Would she be too late? That was the question she asked herself again and again as the rhythmical "Hurry-Hurry" of the car-wheels smote on her ears once more. They used to tell her that she was lucky; she remembered it to her joy; she clung to the belief that luck would still be with her.
Cordelia had passed a sleepless night when the Montreal express drew rumblingly down into the darkness of the Grand Central tunnel. She had found it impossible to eat, but a cup of strong coffee seemed to have refreshed her. The air was raw and cold as she finally stepped out into the vaulted gloom of the depot, and her breath hung in little white clouds as she pushed her way hurriedly toward the carriage-stand, where a pack of yelping and barking cab-men surrounded her, like hounds about a timorous quarry. She stepped into a public automobile, and started at once for the office of her publisher.

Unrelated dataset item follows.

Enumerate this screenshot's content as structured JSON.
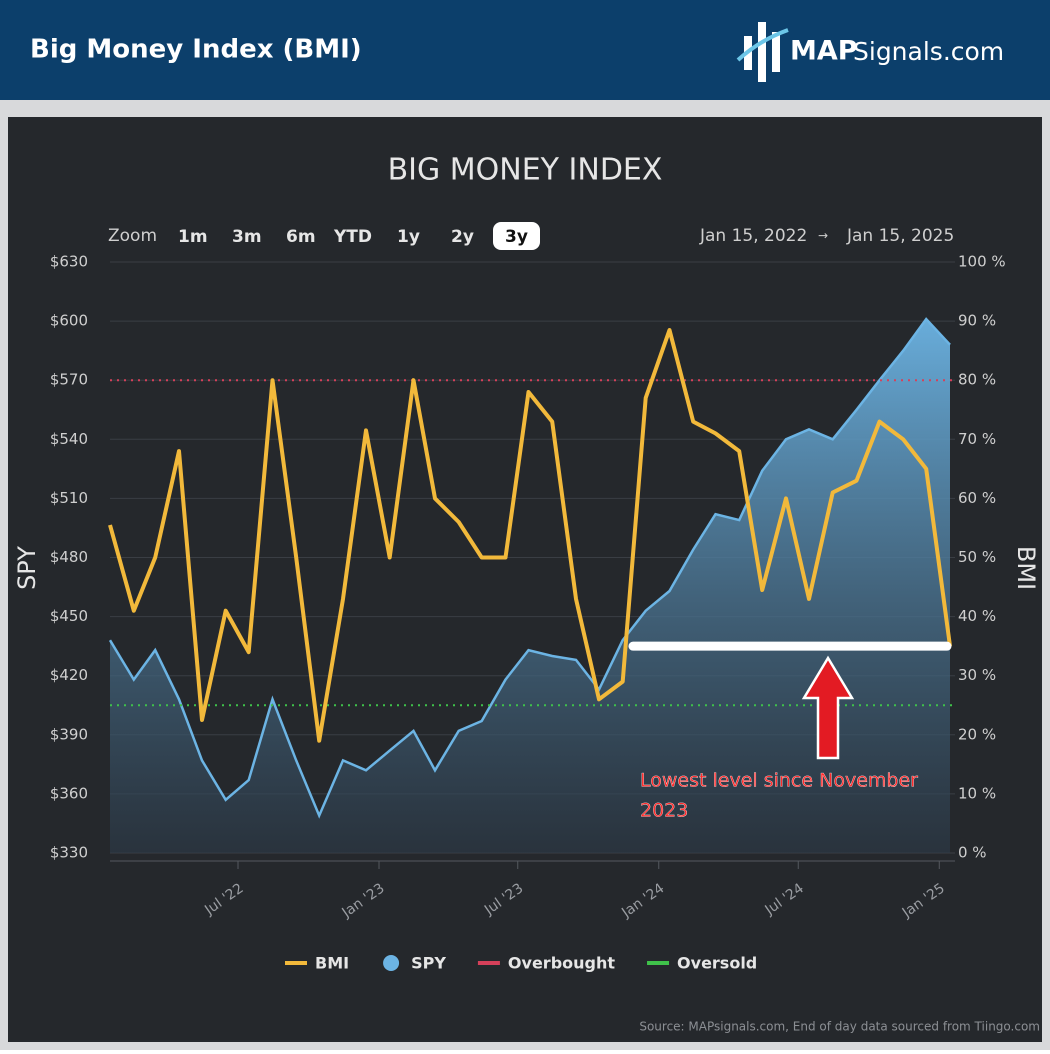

As she turned into the early morning quietness of Fifth Avenue, and the old, familiar, intangible smell of the city stole up into her nostrils, it seemed as though she had stepped back into life and the world again. Had she not dreamed a dream, she asked, as the very intangibility of that city odor crept up to her, teasing to be remembered and named. Here was the world where she had lived and fought and worked, here was where her sterner and wider and darker life had opened out before her. Here she had passed her happiest and her most miserable moments. That lost week in the sleepy old northern city on the St. Lawrence seemed mockingly unsubstantial. Which was the real, she asked herself, as she rolled down the familiar, smooth asphalt. And which, from that time on, was to be the unreal?